Julio Cortázar (1914-1984)

Julio Cortázar (1914-1984)

Sobre o beijo


Falando do beijo, observa Alice Ripoli: “Tem o beijo mamada, clip_image002
de lábio inferior, o  de respiração, que é um encaixe de nariz, um beijo com impedimento, que tem uma pessoa no meio, sendo beijada por duas, o beijo que erra o alvo, acertando outras partes do rosto”. (da coluna de JFS)

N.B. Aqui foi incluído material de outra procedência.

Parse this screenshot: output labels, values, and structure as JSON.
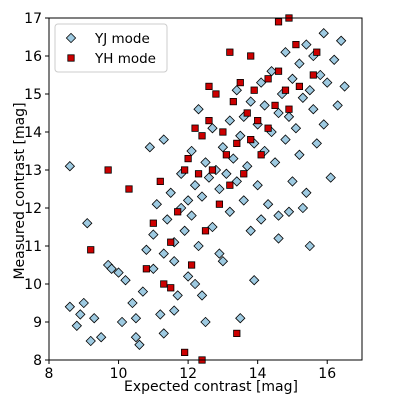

Entretanto, existe um texto sobre o beijo para acabar com todos os outros que já dissertaram sobre o assunto (leiam pelo menos a última frase):

“Toco a sua boca com um dedo, toco o contorno da sua boca, vou desenhando essa boca como se estivesse saindo da minha mão, como se, pela primeira vez, a sua boca entreabrisse, e basta-me fechar os olhos para desfazer tudo e recomeçar. Faço nascer, de cada vez, a boca que desejo, a boca que minha mão escolheu e desenha no seu rosto, uma boca eleita entre todas, com soberana liberdade, eleita por mim para desenhá-la com minha mão em seu rosto, e que, por um acaso, que não procuro compreender, coincide exatamente com a sua boca, que sorri debaixo daquela que minha mão desenha em você. Você me olha, de perto me olha, cada vez mais de perto, e então brincamos de ciclope, olhamo-nos cada vez mais de perto e nossos olhos se tornam maiores, se aproximam uns dos outros, sobrepõe-se, e os ciclopes se olham, respirando confundidos, as bocas encontram-se e lutam debilmente, mordendo-se com os lábios, apoiando ligeiramente a língua nos dentes, brincando nas suas cavernas, aonde um ar pesado vai e vem, com um perfume antigo e um grande silêncio. Então as minhas mãos procuram afogar-se no seu cabelo, acariciar lentamente a profundidade do seu cabelo, enquanto nos beijamos como se estivéssemos com a boca cheia de flores ou de peixes, de movimentos vivos, de fragrância obscura. E se nos mordemos, a dor é doce; e se nos afogamos num breve e terrível absorver simultâneo de fôlego, essa instantânea morte é bela. E já existe uma só saliva e um só sabor de fruta madura, e eu sinto você tremular contra mim, como uma lua na água.
(Rayuela (O Jogo da Amarelinha), Cap. 7)
(Trad. de F.C. Ferro)
*** 
A frase mais intrigante que já li, compreensível e ininteligível ao mesmo tempo, mas não inatingível. Pura melopéia repleta de um realismo mágico:


Uma coisa é ser o pato, pelas plumas.